An audience is a group of people watching a performance. Each person in the audience is an audience member. Audiences are different groups of people watching different performances. See my blog post: Audience or audiences?

Board or bored

A board is a thing (noun);

Bored can be a feeling (noun) or the past tense of the verb 'to bore'.

Board vs bored

There is no doubt that you can be bored if you sit on a board (of directors), or a board (of wood) can be bored (have a hole drilled in it). I hope you can get aboard with this usage, because abored is never correct.

born or borne

Born is what we all were at the beginning of our lives; borne means to be carried, which is what our mothers did. Borne is the past participle of "to bear". I was borne by my mother until I was born.

but, and

Beginning a sentence with "But" or "And" is acceptable according to Fowler's Modern English usage. But I don't think it's good style. And avoid it in your formal papers. But learn to live with it in journalism.

centre, center

Visitors from the US can skip to the next one. This is for Canucks only. The correct usage in Canada is the British spelling: "centre." Due to the lax standards in most of our post-secondary institutions, you will probably be able to get away with either one. Should you get a particularly ignorant teacher, you may be marked down for the British form. You can refer the teacher to the Oxford Dictionary which allows either but the roots of the word are from the French which still spells it "centre."

choose or chose

chose is the past tense of choose

I choose ice cream today; yesterday I chose cake.

colour, color

It's the British thing here; colour is the British spelling.

complement or compliment

compliment is a nice thing to say to someone

complement is a thing that completes something else

compose or comprise

Comprise is to be made up of: "An atom comprises three parts: electrons, protons, and neutrons." Notice that comprise doesn't need "of".

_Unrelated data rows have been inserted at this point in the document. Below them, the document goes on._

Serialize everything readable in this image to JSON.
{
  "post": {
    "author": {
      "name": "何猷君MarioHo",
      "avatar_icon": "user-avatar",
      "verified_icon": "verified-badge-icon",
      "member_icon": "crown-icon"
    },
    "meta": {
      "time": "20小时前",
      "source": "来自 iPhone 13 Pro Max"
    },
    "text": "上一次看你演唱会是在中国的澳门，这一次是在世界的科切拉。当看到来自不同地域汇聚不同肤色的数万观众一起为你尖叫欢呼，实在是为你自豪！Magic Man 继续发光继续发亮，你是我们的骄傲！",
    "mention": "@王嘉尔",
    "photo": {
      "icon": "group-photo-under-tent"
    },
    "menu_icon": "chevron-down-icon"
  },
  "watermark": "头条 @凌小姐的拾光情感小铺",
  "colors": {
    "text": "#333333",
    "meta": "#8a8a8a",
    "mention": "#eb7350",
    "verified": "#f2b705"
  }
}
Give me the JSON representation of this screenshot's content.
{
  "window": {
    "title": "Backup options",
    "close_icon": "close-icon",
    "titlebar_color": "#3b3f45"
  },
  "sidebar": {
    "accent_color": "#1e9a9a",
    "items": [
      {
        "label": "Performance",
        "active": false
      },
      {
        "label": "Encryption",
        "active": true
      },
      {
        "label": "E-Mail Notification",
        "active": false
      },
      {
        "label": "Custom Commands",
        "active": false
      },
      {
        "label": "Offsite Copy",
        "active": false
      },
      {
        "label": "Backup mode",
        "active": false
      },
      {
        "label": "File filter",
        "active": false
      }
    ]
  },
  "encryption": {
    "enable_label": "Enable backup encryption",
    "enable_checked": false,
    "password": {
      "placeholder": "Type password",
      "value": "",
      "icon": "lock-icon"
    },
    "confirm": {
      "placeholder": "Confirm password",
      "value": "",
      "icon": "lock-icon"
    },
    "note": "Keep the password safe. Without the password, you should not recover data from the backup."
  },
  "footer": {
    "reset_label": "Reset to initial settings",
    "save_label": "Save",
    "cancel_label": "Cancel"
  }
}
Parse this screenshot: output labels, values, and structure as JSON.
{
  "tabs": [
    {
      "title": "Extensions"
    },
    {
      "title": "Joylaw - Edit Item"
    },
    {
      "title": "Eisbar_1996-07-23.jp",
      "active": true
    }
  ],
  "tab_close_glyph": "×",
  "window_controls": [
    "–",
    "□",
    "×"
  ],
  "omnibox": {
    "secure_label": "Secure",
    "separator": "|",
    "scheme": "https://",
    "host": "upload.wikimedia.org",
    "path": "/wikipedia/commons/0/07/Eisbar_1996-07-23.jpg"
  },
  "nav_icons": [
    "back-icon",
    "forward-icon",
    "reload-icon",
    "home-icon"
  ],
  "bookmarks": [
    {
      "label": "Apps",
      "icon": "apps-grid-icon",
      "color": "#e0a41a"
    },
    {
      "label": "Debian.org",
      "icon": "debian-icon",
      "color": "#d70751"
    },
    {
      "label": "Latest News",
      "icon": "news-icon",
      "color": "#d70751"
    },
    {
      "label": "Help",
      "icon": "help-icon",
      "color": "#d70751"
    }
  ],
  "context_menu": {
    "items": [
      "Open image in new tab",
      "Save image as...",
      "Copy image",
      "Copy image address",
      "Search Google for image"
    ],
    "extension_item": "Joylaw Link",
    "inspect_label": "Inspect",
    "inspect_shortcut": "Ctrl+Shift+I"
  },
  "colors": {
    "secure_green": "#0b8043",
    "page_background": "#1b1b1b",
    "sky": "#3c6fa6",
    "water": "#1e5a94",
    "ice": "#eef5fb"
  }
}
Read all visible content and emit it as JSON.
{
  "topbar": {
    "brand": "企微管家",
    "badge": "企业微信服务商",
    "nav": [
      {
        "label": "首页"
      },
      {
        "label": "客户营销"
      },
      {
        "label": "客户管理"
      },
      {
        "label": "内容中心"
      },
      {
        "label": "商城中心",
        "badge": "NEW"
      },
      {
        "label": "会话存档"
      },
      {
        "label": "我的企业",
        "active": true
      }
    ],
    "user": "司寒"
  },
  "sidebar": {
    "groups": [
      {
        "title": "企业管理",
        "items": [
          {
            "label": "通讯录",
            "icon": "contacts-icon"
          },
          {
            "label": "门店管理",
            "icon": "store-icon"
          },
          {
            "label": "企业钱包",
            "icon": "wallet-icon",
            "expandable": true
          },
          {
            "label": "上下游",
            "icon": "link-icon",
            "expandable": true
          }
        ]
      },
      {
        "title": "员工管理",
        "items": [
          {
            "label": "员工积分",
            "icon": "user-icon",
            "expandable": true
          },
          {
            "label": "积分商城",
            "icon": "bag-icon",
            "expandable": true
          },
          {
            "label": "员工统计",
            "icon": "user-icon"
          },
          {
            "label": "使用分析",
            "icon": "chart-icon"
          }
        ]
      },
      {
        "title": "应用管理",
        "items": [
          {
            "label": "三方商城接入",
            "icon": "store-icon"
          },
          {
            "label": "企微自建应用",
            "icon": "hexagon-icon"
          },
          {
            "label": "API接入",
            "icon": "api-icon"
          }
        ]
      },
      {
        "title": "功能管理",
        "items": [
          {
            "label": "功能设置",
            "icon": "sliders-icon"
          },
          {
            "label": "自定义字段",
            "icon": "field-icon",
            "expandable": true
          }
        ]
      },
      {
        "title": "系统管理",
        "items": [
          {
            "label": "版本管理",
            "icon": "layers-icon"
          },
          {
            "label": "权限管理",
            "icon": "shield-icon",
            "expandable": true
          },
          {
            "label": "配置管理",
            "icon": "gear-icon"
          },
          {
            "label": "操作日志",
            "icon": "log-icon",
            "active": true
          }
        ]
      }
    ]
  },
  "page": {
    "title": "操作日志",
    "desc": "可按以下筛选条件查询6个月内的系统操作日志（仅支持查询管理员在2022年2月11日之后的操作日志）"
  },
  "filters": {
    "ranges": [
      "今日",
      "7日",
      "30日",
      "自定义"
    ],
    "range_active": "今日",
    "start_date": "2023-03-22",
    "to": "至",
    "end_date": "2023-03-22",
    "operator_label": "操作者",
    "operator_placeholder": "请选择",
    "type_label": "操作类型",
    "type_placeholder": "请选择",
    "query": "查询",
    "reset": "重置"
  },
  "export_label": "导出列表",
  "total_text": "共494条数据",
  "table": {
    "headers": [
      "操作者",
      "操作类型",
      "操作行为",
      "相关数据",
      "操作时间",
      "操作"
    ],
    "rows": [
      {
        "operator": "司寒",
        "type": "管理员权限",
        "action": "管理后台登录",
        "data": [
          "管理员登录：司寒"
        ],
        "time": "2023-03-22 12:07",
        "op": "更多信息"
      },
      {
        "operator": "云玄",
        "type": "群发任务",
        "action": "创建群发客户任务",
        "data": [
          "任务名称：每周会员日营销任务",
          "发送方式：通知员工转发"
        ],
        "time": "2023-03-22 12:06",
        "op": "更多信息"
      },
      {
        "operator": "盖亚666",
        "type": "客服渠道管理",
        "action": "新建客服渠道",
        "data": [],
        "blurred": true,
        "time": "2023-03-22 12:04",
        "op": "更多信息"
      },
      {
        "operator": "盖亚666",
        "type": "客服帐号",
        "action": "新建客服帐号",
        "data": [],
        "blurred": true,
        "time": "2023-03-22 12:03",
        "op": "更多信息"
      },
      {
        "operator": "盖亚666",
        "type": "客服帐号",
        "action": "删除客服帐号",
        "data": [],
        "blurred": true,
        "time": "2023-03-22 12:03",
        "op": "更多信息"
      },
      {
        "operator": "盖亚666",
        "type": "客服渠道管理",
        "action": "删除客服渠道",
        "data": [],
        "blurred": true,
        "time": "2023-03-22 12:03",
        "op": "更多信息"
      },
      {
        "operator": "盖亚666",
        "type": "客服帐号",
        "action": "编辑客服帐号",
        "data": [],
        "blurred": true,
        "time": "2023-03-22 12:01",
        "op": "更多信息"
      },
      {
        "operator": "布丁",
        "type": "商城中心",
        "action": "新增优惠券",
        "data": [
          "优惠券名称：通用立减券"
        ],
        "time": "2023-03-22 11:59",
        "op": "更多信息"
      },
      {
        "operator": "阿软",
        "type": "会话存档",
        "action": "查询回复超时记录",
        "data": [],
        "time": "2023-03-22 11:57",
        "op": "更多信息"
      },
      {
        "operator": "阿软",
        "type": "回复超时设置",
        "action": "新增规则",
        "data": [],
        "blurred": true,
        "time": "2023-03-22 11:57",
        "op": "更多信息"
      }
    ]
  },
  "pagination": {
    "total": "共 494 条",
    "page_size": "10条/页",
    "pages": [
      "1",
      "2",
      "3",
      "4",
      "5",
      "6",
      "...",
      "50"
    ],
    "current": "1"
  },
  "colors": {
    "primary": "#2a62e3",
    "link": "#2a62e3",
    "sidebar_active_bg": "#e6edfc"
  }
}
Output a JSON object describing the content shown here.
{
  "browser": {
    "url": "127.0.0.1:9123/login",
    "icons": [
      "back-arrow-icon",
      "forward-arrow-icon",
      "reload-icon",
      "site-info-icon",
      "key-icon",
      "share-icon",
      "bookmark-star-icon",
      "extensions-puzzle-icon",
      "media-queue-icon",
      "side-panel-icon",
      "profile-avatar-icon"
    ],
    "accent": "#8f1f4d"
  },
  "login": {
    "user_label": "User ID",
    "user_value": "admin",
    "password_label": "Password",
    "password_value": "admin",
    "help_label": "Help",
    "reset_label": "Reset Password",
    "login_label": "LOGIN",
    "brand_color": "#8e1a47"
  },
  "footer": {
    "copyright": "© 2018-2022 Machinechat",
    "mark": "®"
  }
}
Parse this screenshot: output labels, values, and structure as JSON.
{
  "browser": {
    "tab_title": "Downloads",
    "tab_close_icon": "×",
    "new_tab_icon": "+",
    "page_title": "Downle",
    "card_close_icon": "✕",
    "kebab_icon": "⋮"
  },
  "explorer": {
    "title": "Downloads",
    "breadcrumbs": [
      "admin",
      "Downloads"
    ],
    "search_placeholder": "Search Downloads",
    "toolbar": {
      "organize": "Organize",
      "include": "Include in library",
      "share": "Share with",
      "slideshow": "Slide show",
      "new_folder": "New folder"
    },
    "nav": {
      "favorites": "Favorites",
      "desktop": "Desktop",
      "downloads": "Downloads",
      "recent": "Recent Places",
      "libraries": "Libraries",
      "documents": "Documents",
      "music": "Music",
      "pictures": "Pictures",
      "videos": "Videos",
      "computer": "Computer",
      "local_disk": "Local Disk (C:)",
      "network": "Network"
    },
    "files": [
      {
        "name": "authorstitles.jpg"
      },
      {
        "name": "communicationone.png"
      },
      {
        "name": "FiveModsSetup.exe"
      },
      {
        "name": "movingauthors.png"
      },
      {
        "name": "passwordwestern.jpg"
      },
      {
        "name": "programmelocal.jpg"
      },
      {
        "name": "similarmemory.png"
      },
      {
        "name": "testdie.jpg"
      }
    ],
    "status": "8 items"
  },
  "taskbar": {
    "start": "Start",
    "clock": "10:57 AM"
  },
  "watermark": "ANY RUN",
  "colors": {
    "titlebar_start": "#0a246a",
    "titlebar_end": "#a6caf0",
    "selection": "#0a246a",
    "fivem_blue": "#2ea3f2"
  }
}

Compose is to make something up: "Atoms are composed of electrons, protons, and neutrons. Notice that "composed" is like composing a poem; it's making something up. Compose has the extra "o" in the word, and also needs "of" in the sentence.

Could of vs.
Could have

"have" is an auxiliary verb used to form a variety of verb tenses. When we speak, we abbreviate "could have" to "could've". But really, how this error of writing "could of" has become so common is beyond me.